10 de octubre de 2013

Sin noticias de los grises



Estas semanas hemos sabido de dos Universidades cuyos actos de apertura han sido saboteados o interrumpidos por grupos de estudiantes descontentos. El acto de la UPV de Valencia fue interrumpido por los sospechosos habituales, que tras canear a los guardias jurados se introdujeron en el paraninfo y reventaron la ceremonia académica. Por su parte, el rector de la Universidad de Zaragoza decidió suspender su acto -al que acudiría el Ministro de Educación- ante la sospecha de que se producirían incidentes desagradables. A la valentía de invitar al ministro siguió la pusilanimidad de cancelar el acto.

Que unos sujetos cabreados interrumpan un acto académico es inevitable, al menos si lo hacen de forma sorpresiva. Ahora bien, si lo que sucede es que se prevén altercados, creo que lo más sensato no es cancelar el acto, sino advertir a las fuerzas del orden, para que impongan el mismo mediante los actos necesarios. Que, en ocasiones, serán violentos. A nadie le gusta la violencia, pero cuando unas personas amenazan un acto público, y en lugar de protestar mediante medios proporcionados o pacíficos, emplean actos vandálicos, lo oportuno, prudente y justo, es reprimir esas conductas con cierta dosis de contundencia. El flower power no siempre es efectivo. Si lo que se hace es cancelar el acto, se dan alas a los cabreados, que se sienten fuertes e imponen su ley. Y el pacífico ciudadano que estaba interesado en escuchar al ministro, ponerse el birrete académico, cantar el gaudeamus, o emplearse a fondo en el vino de honor, se queda con una extraña sensación.

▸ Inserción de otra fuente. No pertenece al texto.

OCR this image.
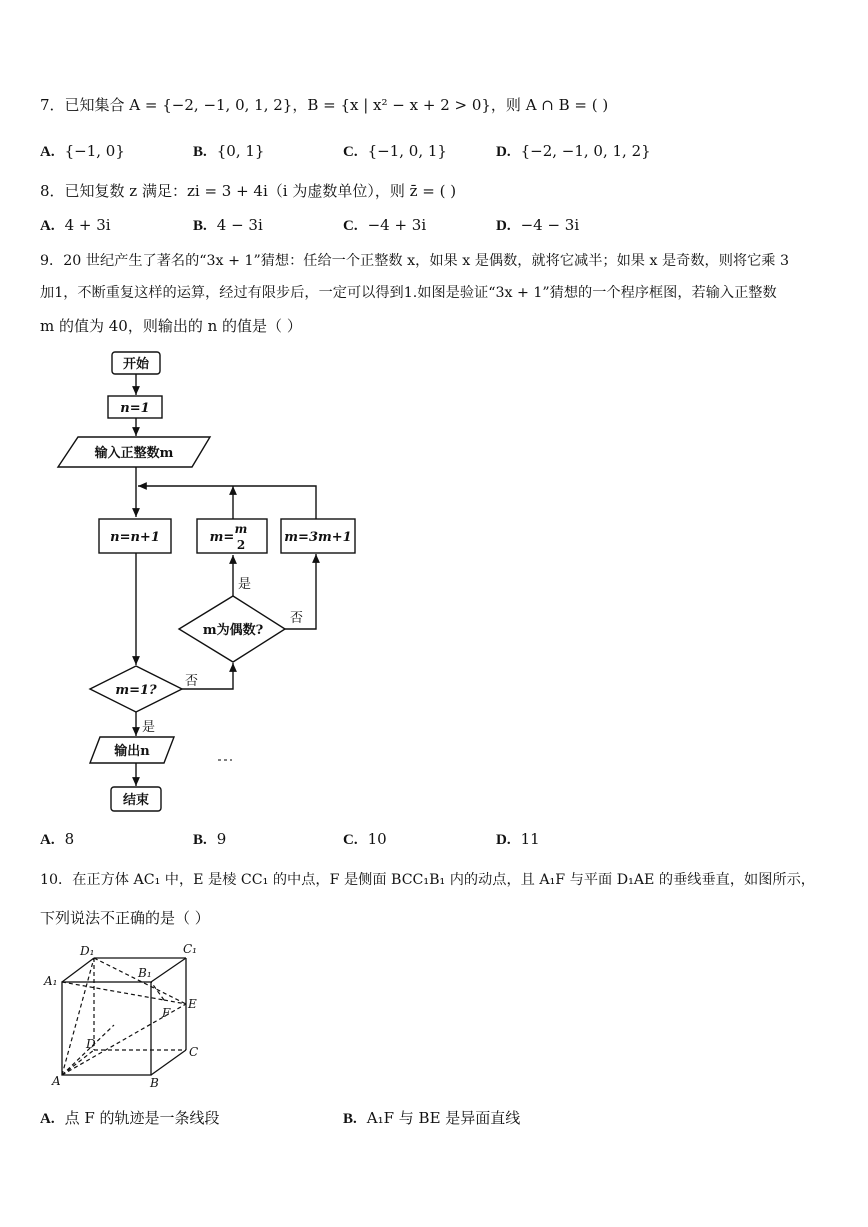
7．已知集合 A = {−2, −1, 0, 1, 2}，B = {x | x² − x + 2 > 0}，则 A ∩ B = ( )
A. {−1, 0}	B. {0, 1}	C. {−1, 0, 1}	D. {−2, −1, 0, 1, 2}
8．已知复数 z 满足：zi = 3 + 4i（i 为虚数单位），则 z̄ = ( )
A. 4 + 3i	B. 4 − 3i	C. −4 + 3i	D. −4 − 3i
9．20 世纪产生了著名的“3x + 1”猜想：任给一个正整数 x，如果 x 是偶数，就将它减半；如果 x 是奇数，则将它乘 3
加1，不断重复这样的运算，经过有限步后，一定可以得到1.如图是验证“3x + 1”猜想的一个程序框图，若输入正整数
m 的值为 40，则输出的 n 的值是（ ）
开始
n=1
输入正整数m
n=n+1	m=
m
2	m=3m+1
m为偶数?
m=1?
输出n
结束
是
否
否
是
A. 8	B. 9	C. 10	D. 11
10．在正方体 AC₁ 中，E 是棱 CC₁ 的中点，F 是侧面 BCC₁B₁ 内的动点，且 A₁F 与平面 D₁AE 的垂线垂直，如图所示，
下列说法不正确的是（ ）
D₁	C₁
B₁
A₁
E
F
D
C
A	B
A. 点 F 的轨迹是一条线段	B. A₁F 与 BE 是异面直线
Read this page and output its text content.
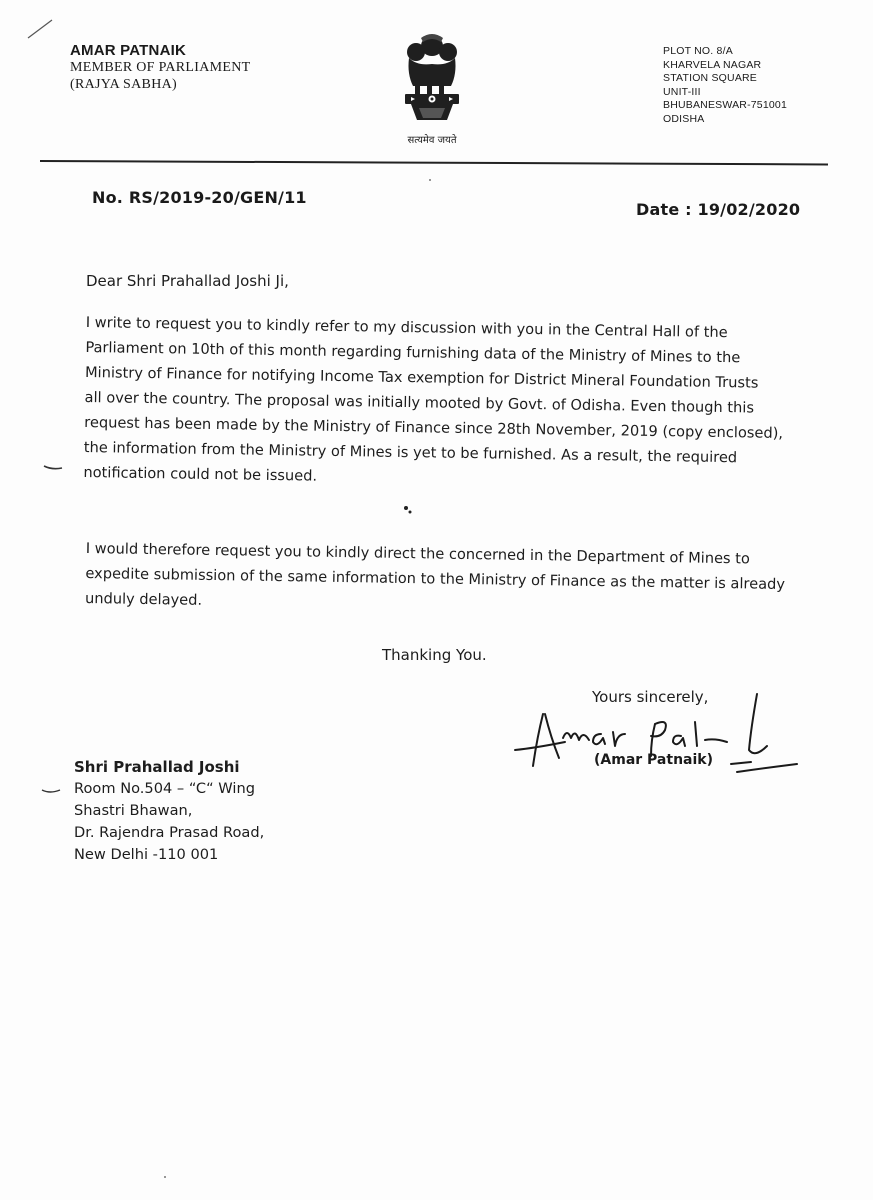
AMAR PATNAIK
MEMBER OF PARLIAMENT
(RAJYA SABHA)
सत्यमेव जयते
PLOT NO. 8/A
KHARVELA NAGAR
STATION SQUARE
UNIT-III
BHUBANESWAR-751001
ODISHA
No. RS/2019-20/GEN/11
Date : 19/02/2020
Dear Shri Prahallad Joshi Ji,
I write to request you to kindly refer to my discussion with you in the Central Hall of the
Parliament on 10th of this month regarding furnishing data of the Ministry of Mines to the
Ministry of Finance for notifying Income Tax exemption for District Mineral Foundation Trusts
all over the country. The proposal was initially mooted by Govt. of Odisha. Even though this
request has been made by the Ministry of Finance since 28th November, 2019 (copy enclosed),
the information from the Ministry of Mines is yet to be furnished. As a result, the required
notification could not be issued.
I would therefore request you to kindly direct the concerned in the Department of Mines to
expedite submission of the same information to the Ministry of Finance as the matter is already
unduly delayed.
Thanking You.
Yours sincerely,
(Amar Patnaik)
Shri Prahallad Joshi
Room No.504 – “C“ Wing
Shastri Bhawan,
Dr. Rajendra Prasad Road,
New Delhi -110 001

Ceder ante las amenazas de los bravucones, que en lugar de dialogar o manifestarse con respeto por las ideas contrarias prefieren coger el atajo de la intimidación, es una cobardía. A nadie le gustan los policías con cascos y porras en los titulares. A mí tampoco. Pero a veces son necesarios. Hay personas que no quieren dialogar, y ese es el único lenguaje que comprenden. Si miramos hacia otro lado, terminarán imponiendo su dictadura de la amenaza y del miedo. O, dicho menos finamente, terminarán bebiéndose el vino de honor y meándonos en la pechera.